Tut... Tut... Tut.... Ternyata Merlin tidak bisa mengangkat panggilan.
Meyka mencari informasi bengkel terdekat, tapi jaraknya sekitar tiga kilometer. Dia segera menghubungi tukang bengkel dan berharap bisa menghampirinya.
"Halo...."
"Pak, bisa ke tempat saya? Mobil saya mogok. Saya..." Meyka segera menceritakan apa yang terjadi.
Rado mendekati pintu penumpang melihat Meyka yang begitu panik.
***
Meyka tidak tahu, apakah ini hari apesnya atau apa. Pertama, dia dibuat sebal karena Rado yang memaksanya keluar. Kedua, dia dibuat malu karena Rado mengendongnya di tempat umum. Ketika, dia dibuat tidak percaya karena menaiki mobil yang diderek.
Ya, mobilnya diderek karena mesin benar-benar mati. Tidak mungkin mereka mendorong mobil sejauh tiga kilometer. Jadilah, mobilnya diderek.

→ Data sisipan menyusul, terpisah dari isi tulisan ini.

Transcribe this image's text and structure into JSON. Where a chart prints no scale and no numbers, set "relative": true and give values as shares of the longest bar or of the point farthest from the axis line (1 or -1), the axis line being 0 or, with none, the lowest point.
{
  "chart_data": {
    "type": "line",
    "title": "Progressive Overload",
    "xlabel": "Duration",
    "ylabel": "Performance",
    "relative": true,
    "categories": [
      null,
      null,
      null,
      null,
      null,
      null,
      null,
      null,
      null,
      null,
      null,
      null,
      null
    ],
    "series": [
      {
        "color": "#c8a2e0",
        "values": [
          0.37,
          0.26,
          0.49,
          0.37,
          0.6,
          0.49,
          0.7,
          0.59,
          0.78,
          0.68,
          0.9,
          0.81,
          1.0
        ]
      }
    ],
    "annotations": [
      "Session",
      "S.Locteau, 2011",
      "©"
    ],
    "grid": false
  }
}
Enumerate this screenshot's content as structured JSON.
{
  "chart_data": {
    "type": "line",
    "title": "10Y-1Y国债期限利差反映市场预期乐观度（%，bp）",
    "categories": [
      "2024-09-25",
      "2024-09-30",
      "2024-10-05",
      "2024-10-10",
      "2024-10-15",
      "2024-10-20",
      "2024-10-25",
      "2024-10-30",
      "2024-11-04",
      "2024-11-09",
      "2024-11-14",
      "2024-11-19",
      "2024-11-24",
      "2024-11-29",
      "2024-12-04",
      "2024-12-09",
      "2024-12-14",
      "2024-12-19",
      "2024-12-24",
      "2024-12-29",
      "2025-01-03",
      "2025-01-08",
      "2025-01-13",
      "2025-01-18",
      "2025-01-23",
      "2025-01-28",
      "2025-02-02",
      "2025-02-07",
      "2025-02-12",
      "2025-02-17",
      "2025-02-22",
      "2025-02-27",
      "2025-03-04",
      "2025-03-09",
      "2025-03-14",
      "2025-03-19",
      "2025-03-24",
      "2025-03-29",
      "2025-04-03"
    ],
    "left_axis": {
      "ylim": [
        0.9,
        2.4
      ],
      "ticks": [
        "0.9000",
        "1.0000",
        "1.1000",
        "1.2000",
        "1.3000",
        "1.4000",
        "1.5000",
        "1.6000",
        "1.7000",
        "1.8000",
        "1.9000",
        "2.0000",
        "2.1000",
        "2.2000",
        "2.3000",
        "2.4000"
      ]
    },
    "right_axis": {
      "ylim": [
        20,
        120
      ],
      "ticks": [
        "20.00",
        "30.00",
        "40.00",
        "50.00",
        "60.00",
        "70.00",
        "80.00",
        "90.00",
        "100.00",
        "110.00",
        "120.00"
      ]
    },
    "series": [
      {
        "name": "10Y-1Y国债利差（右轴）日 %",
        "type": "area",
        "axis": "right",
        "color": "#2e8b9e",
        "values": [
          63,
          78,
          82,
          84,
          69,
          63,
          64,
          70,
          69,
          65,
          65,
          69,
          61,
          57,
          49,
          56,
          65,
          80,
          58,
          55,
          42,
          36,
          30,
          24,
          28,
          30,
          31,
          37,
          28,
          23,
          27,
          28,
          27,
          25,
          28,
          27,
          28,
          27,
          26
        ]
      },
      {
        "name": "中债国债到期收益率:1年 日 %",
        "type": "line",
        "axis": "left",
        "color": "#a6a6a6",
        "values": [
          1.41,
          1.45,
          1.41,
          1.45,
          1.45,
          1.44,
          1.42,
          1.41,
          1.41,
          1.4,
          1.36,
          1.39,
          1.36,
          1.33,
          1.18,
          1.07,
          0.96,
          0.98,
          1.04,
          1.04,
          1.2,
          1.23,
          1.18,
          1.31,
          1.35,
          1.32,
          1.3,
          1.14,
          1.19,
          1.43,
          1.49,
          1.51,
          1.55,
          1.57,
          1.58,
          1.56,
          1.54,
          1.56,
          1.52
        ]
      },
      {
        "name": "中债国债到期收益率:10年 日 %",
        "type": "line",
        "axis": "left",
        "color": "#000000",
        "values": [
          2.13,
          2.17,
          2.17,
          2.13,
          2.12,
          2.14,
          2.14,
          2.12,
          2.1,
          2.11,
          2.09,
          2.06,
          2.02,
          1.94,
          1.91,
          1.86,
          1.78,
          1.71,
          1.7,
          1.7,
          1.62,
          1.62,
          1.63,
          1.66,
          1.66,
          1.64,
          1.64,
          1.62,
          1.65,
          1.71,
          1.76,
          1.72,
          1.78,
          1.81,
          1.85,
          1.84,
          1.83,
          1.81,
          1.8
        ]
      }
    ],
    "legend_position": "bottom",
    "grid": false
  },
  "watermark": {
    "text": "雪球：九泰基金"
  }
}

"Belum pernah, kan, ngalamin ini?"
Meyka menoleh ke lelaki yang duduk santai dengan kedua tangan di belakang kepala. "Gimana bisa lo santai, Kak?"
"Kalau dipikir berat jadinya stres."
"Tapi, nggak sesantai ini juga." Meyka mendengus, melihat jalanan yang dilewati. Posisi mobil yang sedikit di angkat, membuat posisi duduknya agak tertarik ke belakang. Dia tidak bisa leluasa bergerak jika tidak mau jatuh. Sedangkan Rado masih saja santai.

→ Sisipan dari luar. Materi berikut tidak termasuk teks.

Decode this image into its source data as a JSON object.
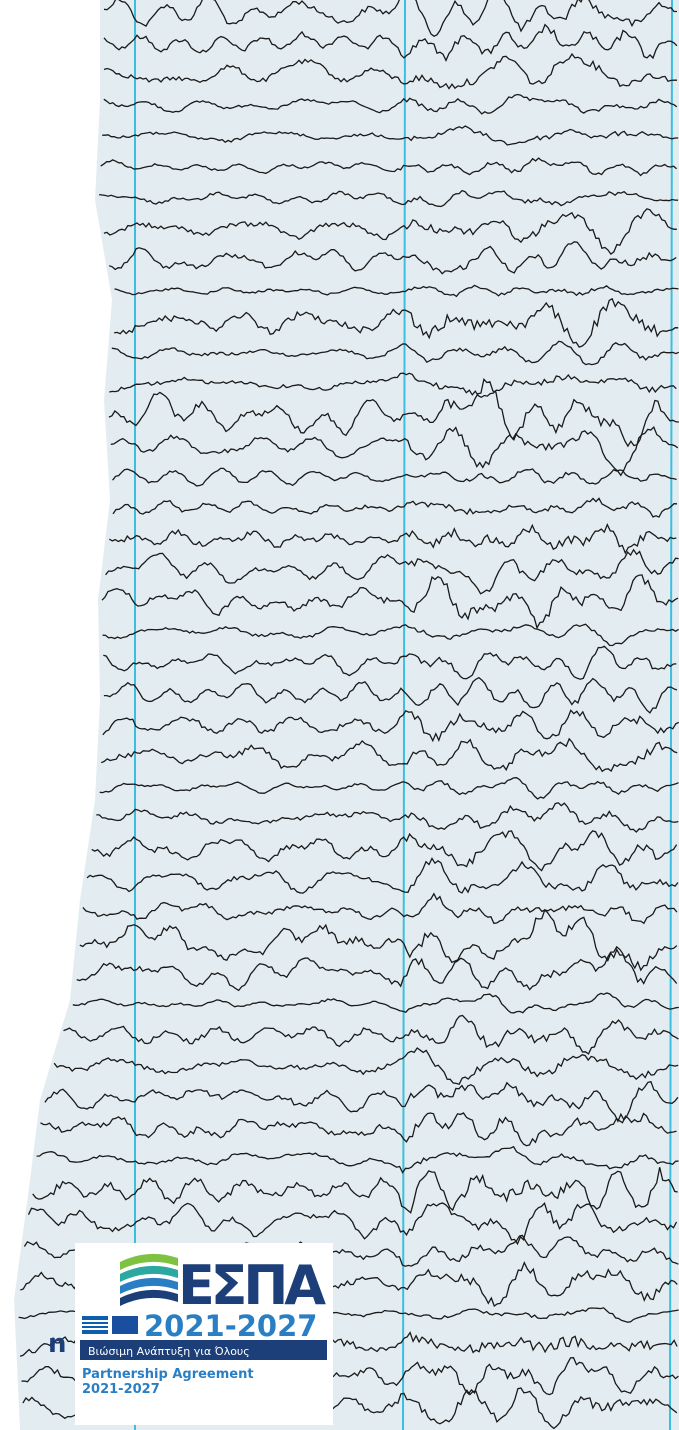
{
  "fragment_text": "n",
  "logo": {
    "title": "ΕΣΠΑ",
    "years": "2021-2027",
    "tagline": "Βιώσιμη Ανάπτυξη για Όλους",
    "partnership": "Partnership Agreement",
    "partnership_years": "2021-2027"
  }
}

Rado memejamkan mata, menikmati angin yang berembus dari jendela. "Gue tidur, ya!"
"Engak aja. Lo harus tanggung jawab."
"Nanti gue bantu bayar."
Meyka menggeleng tegas, bukan itu yang dimaksud. "Maksud gue lo tunjukin panik atau apa gitu. Bukannya malah santai."
"Waw. Gue panik!" teriak Rado.
Plak.... Meyka memukul lengan Rado tak percaya. "Gimana bisa gue dulu suka sama orang aneh ini?"
Rado seketika membuka mata dan menatap Meyka. "Lo suka gue?"
"Dulu, ya!"
"Kalau sekarang?"
"Ogah!" Meyka bergidik. "Jangan sampai, gue ketemu orang aneh kayak lo."
"Jangan gitu. Nanti jatuh cinta." Rado menarik hidung Meyka gemas.
Meyka memukul tangan Rado tak suka. "Ini terakhir kalinya gue jalan sama lo, ya!" tekannya. "Lain kali enggak."
"Berharap banget gue ajak keluar lagi."
"Kak Rado...."
Rado kembali memejamkan mata sambil menahan tawa. Dia memang berusaha tidak berpikir berat. Semuanya sudah kejadian dan hanya bisa dinikmati.
"Ck!" Melihat Rado, Meyka terus tersulut emosi. Dia memilih menatap ke arah luar sambil mengontrol emosi.
"Thanks, Ka."
Meyka tidak merespons.
"Lo bikin gue ngerasa hidup lagi," aku Rado. "Gue bisa ketawa lepas hari ini dan lupain masalah gue."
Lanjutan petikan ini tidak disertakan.